Dozens of other films from The Lab have been shown at film festivals around the world, many of which have won major awards. Shows at Cannes include the Kindergarten Teacher (reproduced in the US in a version starring Maggie Gyllenhaal) by Israeli director Nadava Lapid, whose latest film The Knee Testament won the jury prize at this year’s Cannes. It is run by Philippe Lacote from Côte d’Ivoire. A Week and a Day from Poland, Asaph, who is also an Israeli director. At the Berlin International Film Festival, films developed in the lab include Black Frost by Argentine director Maximilian Schoenefeld. The audience award went to Sundance’s Imperial Dreams Film Festival, directed by American director Malik Vital and John Puig from Star Wars.
This partial list “gives an idea of the scope of the laboratory”. Every year, participants from abroad are exported from different regions of the world. Past and future participants in laboratories came from all over the world, including India, Malta, Cyprus, Colombia, Sri Lanka, Germany, Chile, Finland, Malaysia, Greece, Slovakia, Japan and France.

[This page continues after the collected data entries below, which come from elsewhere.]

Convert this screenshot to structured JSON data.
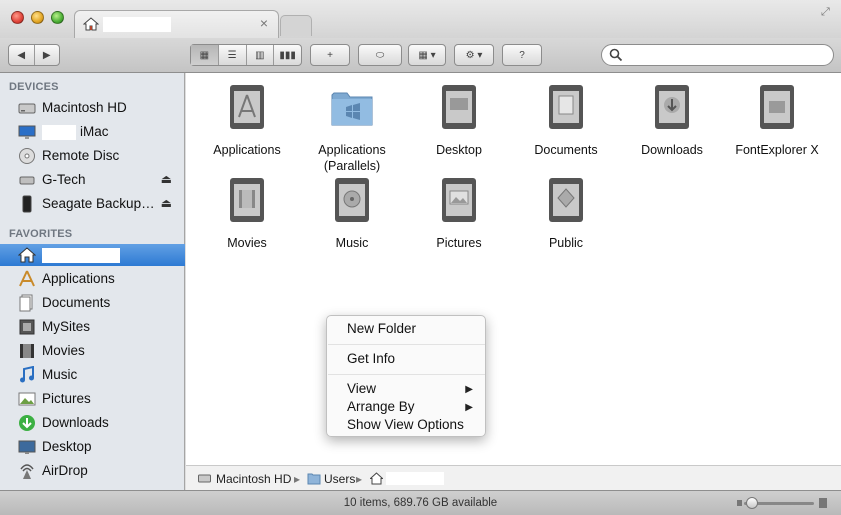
{
  "window": {
    "tab": {
      "title": "",
      "close": "×"
    }
  },
  "toolbar": {
    "back": "◀",
    "forward": "▶",
    "view_icon": "▦",
    "view_list": "☰",
    "view_columns": "▥",
    "view_coverflow": "▮▮▮",
    "new_folder": "+",
    "tag": "⬭",
    "arrange": "▦ ▾",
    "action": "⚙ ▾",
    "quicklook": "?",
    "search_placeholder": ""
  },
  "sidebar": {
    "devices_heading": "DEVICES",
    "devices": [
      {
        "label": "Macintosh HD",
        "icon": "hard-drive-icon"
      },
      {
        "label": "iMac",
        "icon": "imac-icon"
      },
      {
        "label": "Remote Disc",
        "icon": "disc-icon"
      },
      {
        "label": "G-Tech",
        "icon": "external-drive-icon",
        "eject": "⏏"
      },
      {
        "label": "Seagate Backup…",
        "icon": "external-drive-icon",
        "eject": "⏏"
      }
    ],
    "favorites_heading": "FAVORITES",
    "favorites": [
      {
        "label": "",
        "icon": "home-icon"
      },
      {
        "label": "Applications",
        "icon": "applications-icon"
      },
      {
        "label": "Documents",
        "icon": "documents-icon"
      },
      {
        "label": "MySites",
        "icon": "mysites-icon"
      },
      {
        "label": "Movies",
        "icon": "movies-icon"
      },
      {
        "label": "Music",
        "icon": "music-icon"
      },
      {
        "label": "Pictures",
        "icon": "pictures-icon"
      },
      {
        "label": "Downloads",
        "icon": "downloads-icon"
      },
      {
        "label": "Desktop",
        "icon": "desktop-icon"
      },
      {
        "label": "AirDrop",
        "icon": "airdrop-icon"
      }
    ]
  },
  "content": {
    "items": [
      {
        "label": "Applications",
        "icon": "applications-folder-icon"
      },
      {
        "label": "Applications (Parallels)",
        "icon": "blue-folder-icon"
      },
      {
        "label": "Desktop",
        "icon": "desktop-folder-icon"
      },
      {
        "label": "Documents",
        "icon": "documents-folder-icon"
      },
      {
        "label": "Downloads",
        "icon": "downloads-folder-icon"
      },
      {
        "label": "FontExplorer X",
        "icon": "fontexplorer-folder-icon"
      },
      {
        "label": "Movies",
        "icon": "movies-folder-icon"
      },
      {
        "label": "Music",
        "icon": "music-folder-icon"
      },
      {
        "label": "Pictures",
        "icon": "pictures-folder-icon"
      },
      {
        "label": "Public",
        "icon": "public-folder-icon"
      }
    ]
  },
  "context_menu": {
    "new_folder": "New Folder",
    "get_info": "Get Info",
    "view": "View",
    "arrange_by": "Arrange By",
    "show_view_options": "Show View Options",
    "submenu_arrow": "▶"
  },
  "pathbar": {
    "root": "Macintosh HD",
    "sep": "▸",
    "users": "Users",
    "home": ""
  },
  "status": {
    "text": "10 items, 689.76 GB available"
  },
  "colors": {
    "selection": "#3b86d9",
    "sidebar_bg": "#e3e7ec"
  }
}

“We have scouts who are always looking for talent from new areas,” Zamir said. Despite the fact that the Israelis demand a lab that is open to everyone every year, and not just to Sam Spiegel graduates, outside participants are found by scouts who watch short films at festivals and film schools and search for screenwriters. Just in time for the lab. “Participants from all over the world truly create a multicultural discourse and creative community. Everyone brings something different and creates a unique artistic collaboration.”
However, the coronavirus epidemic, of course, is interfering with routine laboratory operations and disrupting almost every aspect of life. Last year’s lab continued despite COVID-19, but it was online. Lab X will be a mixed event. Prior to the pandemic, lab participants will have their first meeting with their mentor and then another two-week meeting in Jerusalem, followed by a closing ceremony and promotional event. “We used the pandemic to add a fourth meeting,” Zamir said. “We are pleased to know that a lot of the work can be done online, to the same uncompromising standard as a well-known lab.”
I also took the opportunity to add master classes with acclaimed directors, including American directors Elisa Hetman (never, rarely, sometimes, always), Debra Granic (leave an imprint) and Hollywood-based Israeli director Alma Harel (Honeyboy).
Prizes of $80,000 (NIS 257,800) were awarded to a distinguished project selected by an international jury headed by Frederic Boyer, Artistic Director of the Tribeca Film Festival.
This year, all awards went to directors: Oxygen produced by Israel Netalie Braun, Director Emerging Award was shared between Myrsini Aristida of Cyprus for Iris and Marianna Brennand Fortes of Brazil for sisters, three awards from the Peracha Foundation. . The new FACTORY 54 Artistic Vision Award has been awarded by Odeya Rosenak of Israel to seven chapters on survival.
On a personal occasion, lab participants will present their projects to producers and other film industry professionals in an online event watched by industry members from around the world online. The lab is supported by the Government of Jerusalem, the Perasha Foundation, Mival Hapais, the Jerusalem Development Agency, the Jerusalem Film Fund, the Sam Spiegel Foundation, the Ministry of Culture, the Israel Film Fund and Factory 54.
“Our goal is for all of our band members to make the best movie they can do every year,” Zamir said. “We believe in the necessity of stories and we try to support the people who tell them.”